Page MenuHomePhabricator

Give access to ml-serve* to the non-ops members of the ML team
Closed, ResolvedPublic

Description

So far, only members of ops have access (due to a blanket rule).

Additionally, at least Chris Albon, Andy Craze and Kevin Bazira need to be able to log in and become root.

More context for the request: the ML team is bootstrapping an entire new stack and rapid development/testing is really the key to speed up the work. The plan is to add Kubernets and Kubeflow on top, and of course translate the work to puppet as soon as possible (likely as the team manages to achieve milestones). Eventually the hosts will be reimaged and full root shouldn't be needed anymore (but probably some more specific sudo rules will be necessary).

Event Timeline

Change 657864 had a related patch set uploaded (by Klausman; owner: Klausman):
[operations/puppet@production] admin: Let the ml-team admins become root on ml-serve*

https://gerrit.wikimedia.org/r/657864

Change 657864 merged by Klausman:
[operations/puppet@production] admin: Let the ml-team admins become root on ml-serve*

https://gerrit.wikimedia.org/r/657864

klausman triaged this task as High priority.
elukey updated the task description. (Show Details)
elukey updated the task description. (Show Details)

kbazira needs access too

Yep Tobias added Kevin as well, all covered!

elukey lowered the priority of this task from High to Medium.
elukey updated the task description. (Show Details)

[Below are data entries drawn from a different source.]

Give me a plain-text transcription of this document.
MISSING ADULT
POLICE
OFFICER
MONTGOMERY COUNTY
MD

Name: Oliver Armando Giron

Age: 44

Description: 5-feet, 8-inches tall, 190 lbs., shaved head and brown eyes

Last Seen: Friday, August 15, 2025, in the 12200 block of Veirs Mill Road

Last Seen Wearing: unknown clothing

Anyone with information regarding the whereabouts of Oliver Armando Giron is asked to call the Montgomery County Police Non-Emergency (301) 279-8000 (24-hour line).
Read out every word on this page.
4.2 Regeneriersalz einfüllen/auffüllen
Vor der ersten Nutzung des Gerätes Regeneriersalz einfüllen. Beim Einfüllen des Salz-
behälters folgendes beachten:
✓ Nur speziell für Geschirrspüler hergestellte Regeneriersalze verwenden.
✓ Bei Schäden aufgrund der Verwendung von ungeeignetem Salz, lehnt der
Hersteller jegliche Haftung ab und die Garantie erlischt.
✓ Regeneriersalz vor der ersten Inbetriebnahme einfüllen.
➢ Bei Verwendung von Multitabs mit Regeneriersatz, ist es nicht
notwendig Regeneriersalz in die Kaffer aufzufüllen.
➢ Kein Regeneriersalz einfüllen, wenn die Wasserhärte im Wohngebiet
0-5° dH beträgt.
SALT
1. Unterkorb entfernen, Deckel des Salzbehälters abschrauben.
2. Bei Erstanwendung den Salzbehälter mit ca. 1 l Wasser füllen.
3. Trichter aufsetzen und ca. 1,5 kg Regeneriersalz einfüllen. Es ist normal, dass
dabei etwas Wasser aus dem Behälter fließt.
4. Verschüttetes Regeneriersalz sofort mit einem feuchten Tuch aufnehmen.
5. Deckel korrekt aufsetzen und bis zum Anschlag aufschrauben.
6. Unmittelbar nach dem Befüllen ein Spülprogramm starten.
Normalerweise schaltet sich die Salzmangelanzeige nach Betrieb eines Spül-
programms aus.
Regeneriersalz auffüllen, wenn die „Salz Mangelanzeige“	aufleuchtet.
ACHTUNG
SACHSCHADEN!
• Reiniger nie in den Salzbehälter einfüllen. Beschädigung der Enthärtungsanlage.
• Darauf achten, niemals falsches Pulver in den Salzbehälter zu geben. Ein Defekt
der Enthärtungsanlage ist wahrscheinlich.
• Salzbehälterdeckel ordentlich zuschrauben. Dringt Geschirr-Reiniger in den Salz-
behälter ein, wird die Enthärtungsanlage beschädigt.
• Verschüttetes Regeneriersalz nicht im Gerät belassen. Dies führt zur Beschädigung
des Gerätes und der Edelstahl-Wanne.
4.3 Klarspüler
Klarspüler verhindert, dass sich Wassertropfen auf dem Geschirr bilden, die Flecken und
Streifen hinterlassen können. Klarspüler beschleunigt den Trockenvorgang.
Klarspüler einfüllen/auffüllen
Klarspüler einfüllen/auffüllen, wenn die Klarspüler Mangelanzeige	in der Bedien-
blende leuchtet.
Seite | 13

Reopening to get this request validated by the SRE team during today's team meeting :)

@klausman (adding a comment here incase it was missed from the meeting) when this access is revoked and the hacking is over we should rebuild all the machines using the re-image script so that we can ensure they can be automaticity installed and no manually steps where missed.

@klausman (adding a comment here incase it was missed from the meeting) when this access is revoked and the hacking is over we should rebuild all the machines using the re-image script so that we can ensure they can be automaticity installed and no manually steps where missed.

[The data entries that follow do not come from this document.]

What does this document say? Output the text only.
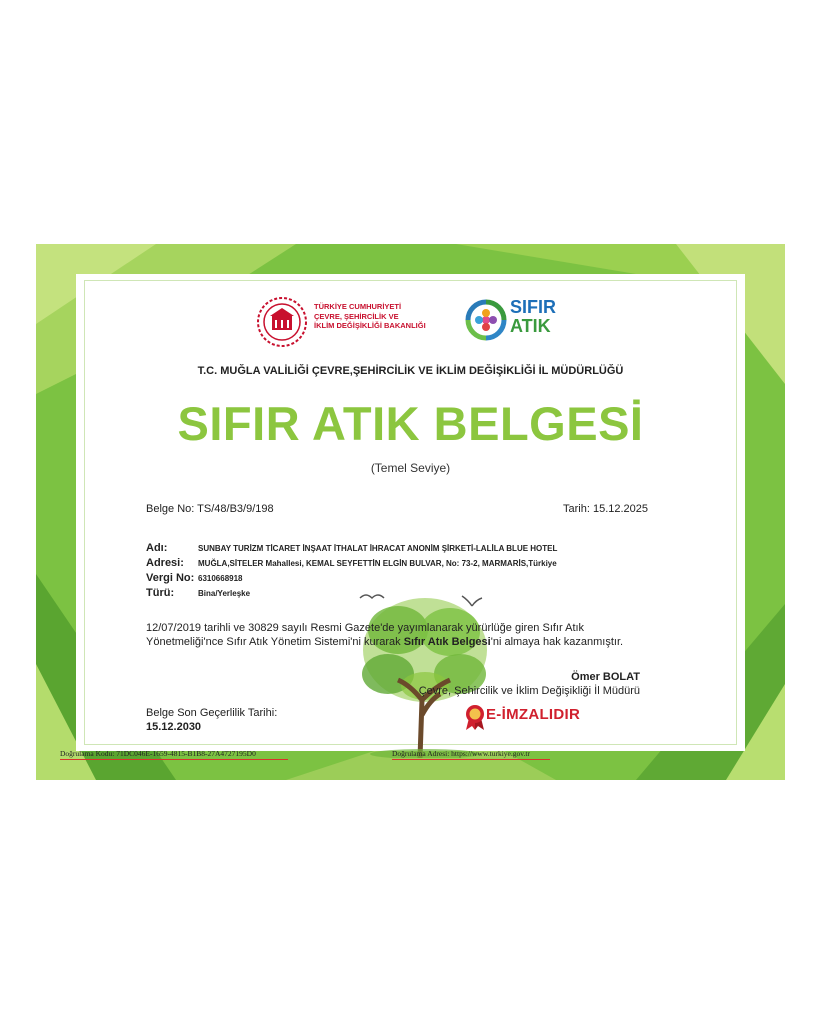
TÜRKİYE CUMHURİYETİ
ÇEVRE, ŞEHİRCİLİK VE
İKLİM DEĞİŞİKLİĞİ BAKANLIĞI
SIFIR
ATIK
T.C. MUĞLA VALİLİĞİ ÇEVRE,ŞEHİRCİLİK VE İKLİM DEĞİŞİKLİĞİ İL MÜDÜRLÜĞÜ
SIFIR ATIK BELGESİ
(Temel Seviye)
Belge No: TS/48/B3/9/198	Tarih: 15.12.2025
Adı:	SUNBAY TURİZM TİCARET İNŞAAT İTHALAT İHRACAT ANONİM ŞİRKETİ-LALİLA BLUE HOTEL
Adresi: MUĞLA,SİTELER Mahallesi, KEMAL SEYFETTİN ELGİN BULVAR, No: 73-2, MARMARİS,Türkiye
Vergi No: 6310668918
Türü:	Bina/Yerleşke
12/07/2019 tarihli ve 30829 sayılı Resmi Gazete'de yayımlanarak yürürlüğe giren Sıfır Atık
Yönetmeliği'nce Sıfır Atık Yönetim Sistemi'ni kurarak Sıfır Atık Belgesi'ni almaya hak kazanmıştır.
Ömer BOLAT
Çevre, Şehircilik ve İklim Değişikliği İl Müdürü
E-İMZALIDIR
Belge Son Geçerlilik Tarihi:
15.12.2030
Doğrulama Kodu: 71DC046E-1659-4815-B1B8-27A4727195D0	Doğrulama Adresi: https://www.turkiye.gov.tr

Agreed, that was always the plan.

This was approved in today's SRE meeting with the following notes:

  • Approved due to the recognition of exceptional circumstances for quick iteration and difficulty to test iterate anywhere else.
  • Access should be time limited, i.e. after date X, root access for non-ops is removed
  • If possible, testing/iteration using Cloud VPS instances is preferable to doing it in production
  • Needing to push the envelope/rules a bit here is recognized, and will be kept in mind
  • The team members will be clearly instructed that these hosts need to still be treated like production hosts in a secure environment (avoid wildly insecure things like “curl | bash”)

I believe the only thing left here to do is determine when the time limited access should expire.

I'm closing this task since the group has been created. @klausman will reopen the task (or create a new one) once the installation is fleshed out and was transferred/reimaged to a regular production system.